In contrast, when the addict is confronted with a doctor like Dalrymple, who refuses such prescriptions and clearly explains his reasons why, some will not only cease their performance of distress, but even “smile and admit with a laugh that anyone who says that cold turkey is a terrible ordeal is lying and more than likely trying to bluff his way to a prescription” (25). Once that is done, other addicts in the ward don’t even bother with the attempted deception.

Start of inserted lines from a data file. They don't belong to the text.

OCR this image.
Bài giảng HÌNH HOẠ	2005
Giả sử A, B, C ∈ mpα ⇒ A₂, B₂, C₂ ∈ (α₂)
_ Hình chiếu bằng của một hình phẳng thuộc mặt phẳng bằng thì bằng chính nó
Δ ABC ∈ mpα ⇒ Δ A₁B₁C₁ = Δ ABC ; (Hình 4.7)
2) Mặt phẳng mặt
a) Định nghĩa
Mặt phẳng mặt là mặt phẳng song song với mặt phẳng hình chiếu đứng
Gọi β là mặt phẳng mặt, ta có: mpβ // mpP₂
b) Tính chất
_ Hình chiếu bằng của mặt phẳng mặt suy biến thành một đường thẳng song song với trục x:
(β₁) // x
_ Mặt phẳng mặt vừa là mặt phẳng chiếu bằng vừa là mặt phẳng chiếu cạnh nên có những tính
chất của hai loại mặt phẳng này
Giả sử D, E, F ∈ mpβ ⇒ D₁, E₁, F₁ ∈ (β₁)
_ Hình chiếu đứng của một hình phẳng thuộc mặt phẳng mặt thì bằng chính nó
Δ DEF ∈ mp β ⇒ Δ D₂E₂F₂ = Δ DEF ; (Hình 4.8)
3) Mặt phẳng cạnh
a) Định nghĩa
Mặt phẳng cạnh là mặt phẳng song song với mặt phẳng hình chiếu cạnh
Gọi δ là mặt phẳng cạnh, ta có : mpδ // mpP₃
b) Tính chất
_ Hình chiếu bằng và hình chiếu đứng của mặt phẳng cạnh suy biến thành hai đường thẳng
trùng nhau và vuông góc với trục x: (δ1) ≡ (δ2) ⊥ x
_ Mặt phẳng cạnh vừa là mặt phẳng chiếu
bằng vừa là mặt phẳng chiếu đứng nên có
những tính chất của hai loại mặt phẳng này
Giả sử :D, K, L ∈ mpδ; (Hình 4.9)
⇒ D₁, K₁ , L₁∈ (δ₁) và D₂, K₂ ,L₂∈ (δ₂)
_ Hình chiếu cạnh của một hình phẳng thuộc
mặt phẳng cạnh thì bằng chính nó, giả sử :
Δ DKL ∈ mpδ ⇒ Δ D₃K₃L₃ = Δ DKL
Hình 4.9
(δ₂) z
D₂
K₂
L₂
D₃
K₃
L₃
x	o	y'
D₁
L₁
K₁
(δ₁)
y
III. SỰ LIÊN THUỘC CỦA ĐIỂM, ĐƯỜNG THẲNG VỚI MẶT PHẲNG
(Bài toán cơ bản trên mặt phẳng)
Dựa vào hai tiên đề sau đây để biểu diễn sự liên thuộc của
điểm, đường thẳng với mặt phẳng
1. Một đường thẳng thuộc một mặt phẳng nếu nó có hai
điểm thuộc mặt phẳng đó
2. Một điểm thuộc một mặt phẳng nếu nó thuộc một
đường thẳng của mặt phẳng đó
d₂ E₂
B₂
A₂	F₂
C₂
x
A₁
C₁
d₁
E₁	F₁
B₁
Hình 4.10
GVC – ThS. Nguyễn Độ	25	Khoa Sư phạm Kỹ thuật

In recent years, doctors have tried to alleviate the non-existent horror of opiate withdrawal by “ultra-short opiate detoxification.” (If I recall correctly, this method was featured on House.) Basically, the addict is administered “an opiate antagonist, naloxone, under general anesthesia, followed by continued administration of naloxone for a further forty-eight hours. This [method] … turns a trivial medical condition, namely ‘natural’ withdrawal from opiates, into a potentially fatal one, since quite a number of deaths are known to have occurred as a result of it, some clinics that use it having recorded as many as ten deaths” (29). Yikes!

The failure to consider the obvious implications of perceptual observations can have serious consequences in any area of life. In this case, that failure on the part of those in the business of addiction treatment means that a voluntary psychological dysfunction is treated with ineffective, counterproductive, and even life-threatening methods. Lovely, no?